One of Bucelin’s works is called “Germania topo-chrono-stemmato-graphica sacra et prophana” published in 1678, containing thousands of genealogical entries. Each volume of the sprawling work runs for hundreds of pages. I finally located the Zumbrunnen entry in Volume 4, page 48. There’s no copyright for works this old so I’ll just post the page in its entirety, as there’s actually a sort of beauty in manuscripts this old.
I have no idea how Bucelin could have compiled this work in the 1600s.

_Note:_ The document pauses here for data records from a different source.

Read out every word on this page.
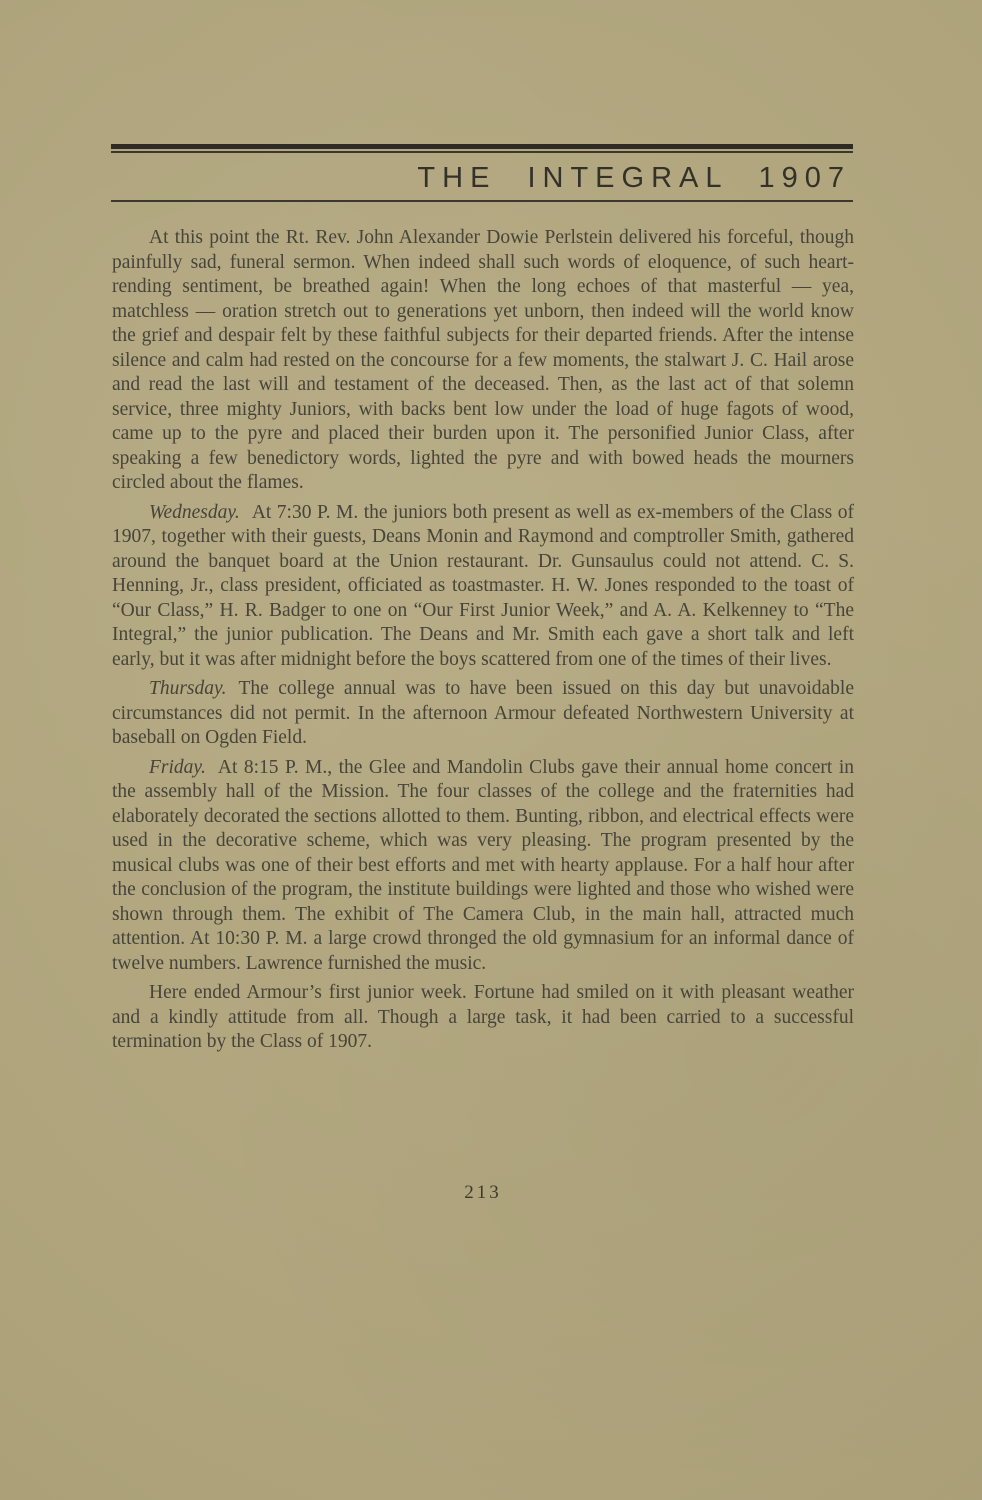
THE INTEGRAL 1907

At this point the Rt. Rev. John Alexander Dowie Perlstein delivered his forceful, though painfully sad, funeral sermon. When indeed shall such words of eloquence, of such heart-rending sentiment, be breathed again! When the long echoes of that masterful — yea, matchless — oration stretch out to generations yet unborn, then indeed will the world know the grief and despair felt by these faithful subjects for their departed friends. After the intense silence and calm had rested on the concourse for a few moments, the stalwart J. C. Hail arose and read the last will and testament of the deceased. Then, as the last act of that solemn service, three mighty Juniors, with backs bent low under the load of huge fagots of wood, came up to the pyre and placed their burden upon it. The personified Junior Class, after speaking a few benedictory words, lighted the pyre and with bowed heads the mourners circled about the flames.

Wednesday. At 7:30 P. M. the juniors both present as well as ex-members of the Class of 1907, together with their guests, Deans Monin and Raymond and comptroller Smith, gathered around the banquet board at the Union restaurant. Dr. Gunsaulus could not attend. C. S. Henning, Jr., class president, officiated as toastmaster. H. W. Jones responded to the toast of “Our Class,” H. R. Badger to one on “Our First Junior Week,” and A. A. Kelkenney to “The Integral,” the junior publication. The Deans and Mr. Smith each gave a short talk and left early, but it was after midnight before the boys scattered from one of the times of their lives.

Thursday. The college annual was to have been issued on this day but unavoidable circumstances did not permit. In the afternoon Armour defeated Northwestern University at baseball on Ogden Field.

Friday. At 8:15 P. M., the Glee and Mandolin Clubs gave their annual home concert in the assembly hall of the Mission. The four classes of the college and the fraternities had elaborately decorated the sections allotted to them. Bunting, ribbon, and electrical effects were used in the decorative scheme, which was very pleasing. The program presented by the musical clubs was one of their best efforts and met with hearty applause. For a half hour after the conclusion of the program, the institute buildings were lighted and those who wished were shown through them. The exhibit of The Camera Club, in the main hall, attracted much attention. At 10:30 P. M. a large crowd thronged the old gymnasium for an informal dance of twelve numbers. Lawrence furnished the music.

Here ended Armour’s first junior week. Fortune had smiled on it with pleasant weather and a kindly attitude from all. Though a large task, it had been carried to a successful termination by the Class of 1907.

213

A later historian named Theodor Von Liebenau described Bucelin as an “uncritical genealogist.” I assume this means that Bucelin wrote to archivists and historians (or the families themselves) for the information and passed along whatever he received, even though some of it was inaccurate.
But, for the Zumbrunnen at least, his genealogy largely matches the family tree that I’ve compiled with the help of the modern internet, digital archives and years of research on just one family. (Even without knowing any Latin, it’s easy to pick out the Zumbrunnen names.) Perhaps the Zumbrunnen family had kept track of this information in the 1500s and 1600s, written down in family bibles, and shared it with Bucelin? It seems inconceivable that he could have combed through the local church records or ancient feudal records that largely verify his 400-year genealogy of the Zumbrunnen family, and it’s unclear who else would have maintained such records.
If anyone knows anything about Bucelin’s methods, or knows enough Latin to completely translate this document, I would be most interested.